Consumers Federation of Kenya (COFEK) has joined the Communication Authority of Kenya (CA) to fight the decision by Safaricom to challenge reduced call charges.
This is after the Communications and Multimedia Appeals Tribunal through its Chairperson Rosemary Kuria allowed COFEK to join the petition as interested parties today.
The orders have been made in the appeal filed by Safaricom LLP Vs Communications Authority on reduction of communication charges.
She has directed all parties to file their replying documents within 14 days and the Appellant/Safaricom to file further affidavits within 7 days of service.
Status quo to be maintained pending the hearing.
Mentioned on February 2, 2022 to confirm compliance and further directions. Airtel and Telcom Kenya have also been enjoined in the petition.
COFEK through lawyer Henry Kurauka had made an application seeking to be enjoined in that matter saying that they want to fight for Millions of Kenyans who are struggling to pay school fees among other needs.
They term the decision by Safaricom to challenge the move by CA to Lower call rates at this time as unreasonable, unlawful, predatory, outrageous, and oppressive and offends the spirit of the constitution of Kenya.
“If the reduced charges are not implemented, the rights of the consumers will be greatly infringed, ”added Kurauka.

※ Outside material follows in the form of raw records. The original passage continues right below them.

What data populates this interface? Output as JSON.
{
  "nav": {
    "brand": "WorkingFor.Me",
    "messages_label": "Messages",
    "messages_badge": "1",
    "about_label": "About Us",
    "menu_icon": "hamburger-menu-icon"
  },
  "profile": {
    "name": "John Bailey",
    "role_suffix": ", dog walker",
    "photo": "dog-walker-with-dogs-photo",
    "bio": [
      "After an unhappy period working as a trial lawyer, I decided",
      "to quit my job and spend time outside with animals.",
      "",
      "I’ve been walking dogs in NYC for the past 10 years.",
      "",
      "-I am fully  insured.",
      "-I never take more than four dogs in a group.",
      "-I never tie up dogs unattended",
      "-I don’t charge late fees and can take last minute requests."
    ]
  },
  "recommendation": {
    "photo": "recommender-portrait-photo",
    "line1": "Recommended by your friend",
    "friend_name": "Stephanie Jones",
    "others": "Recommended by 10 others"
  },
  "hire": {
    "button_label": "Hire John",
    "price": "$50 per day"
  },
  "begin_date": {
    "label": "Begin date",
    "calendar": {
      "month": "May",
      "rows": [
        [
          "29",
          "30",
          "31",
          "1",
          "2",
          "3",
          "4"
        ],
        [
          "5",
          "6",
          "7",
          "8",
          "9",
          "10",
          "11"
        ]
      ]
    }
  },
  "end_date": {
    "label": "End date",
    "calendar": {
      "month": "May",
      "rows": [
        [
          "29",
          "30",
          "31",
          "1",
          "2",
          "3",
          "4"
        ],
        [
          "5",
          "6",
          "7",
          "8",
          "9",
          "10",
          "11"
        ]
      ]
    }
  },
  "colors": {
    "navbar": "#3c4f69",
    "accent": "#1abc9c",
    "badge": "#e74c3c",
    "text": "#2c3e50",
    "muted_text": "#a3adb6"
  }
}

Kurauka had told the Communication tribunal that it has a jurisdiction at any stage of the proceedings to enjoin a party whose presence before the tribunal may be necessary in order to enable it to effectively and completely adjudicate upon and settle all questions involved in the suit.
He says the Constitution and Consumer Protection Act call for the tribunal to consider the sensitivities and public interests involved before issuing and orders in favor of Safaricom.
Kurauka says that Safaricom’s move to increase call rate will worsen due to the current high cost of living. He added that the public and consumer’s challenges will worsen due to the current high cost of living.
“There is no reasonable cause to retain high charges by Safaricom at a time when most consumers are struggling to meet basic amenities for their families such as food,housing,healthcare,school/college airtime,fee,clothing fuel and other important social and family needs, “added Kurauka.
Kurauka says Safaricom commercial interest cannot supersede public interests.
The lawyer said that COFEK has not demonstrated any financial and or other loss it’s likely to suffer if Safaricom’s decision is upheld.
Safaricom has appealed against the decision by the Communication Authority finding that the current mobile and fixed voice termination rate (MTR and FTR) of Sh 0.99 implemented by all telecommunications service providers did not reflect the true cost of interconnection.
It appeals against the decision by CA finding that the current mobile and fixed voice termination rate (MTR and FTR) of Kshs. 0.99 implemented by all telecommunications service providers prevented operators from offering consumers more affordable and competitive prices and services.
The Company has appealed against the decision of CA finding that it considered comments from the stakeholders regarding its Notice of Intention to Review the Rates using a benchmarking methodology as published in two (2) local dailies on 27th and 28th July, 2021.
Safaricom appeals against the decision of the Respondent finding that it responded appropriately to the comments from the stakeholders regarding its Notice of Intention to Review the Rates using a benchmarking methodology as published in two (2) local dailies on 27th and 28th July, 2021; 9.
The Appellant appeals against the decision of the Respondent in undertaking a review of the MTR and FTR based on benchmarking methodology prior to a detailed cost-based study being undertaken.
The matter will be mentioned on February 2, 2021.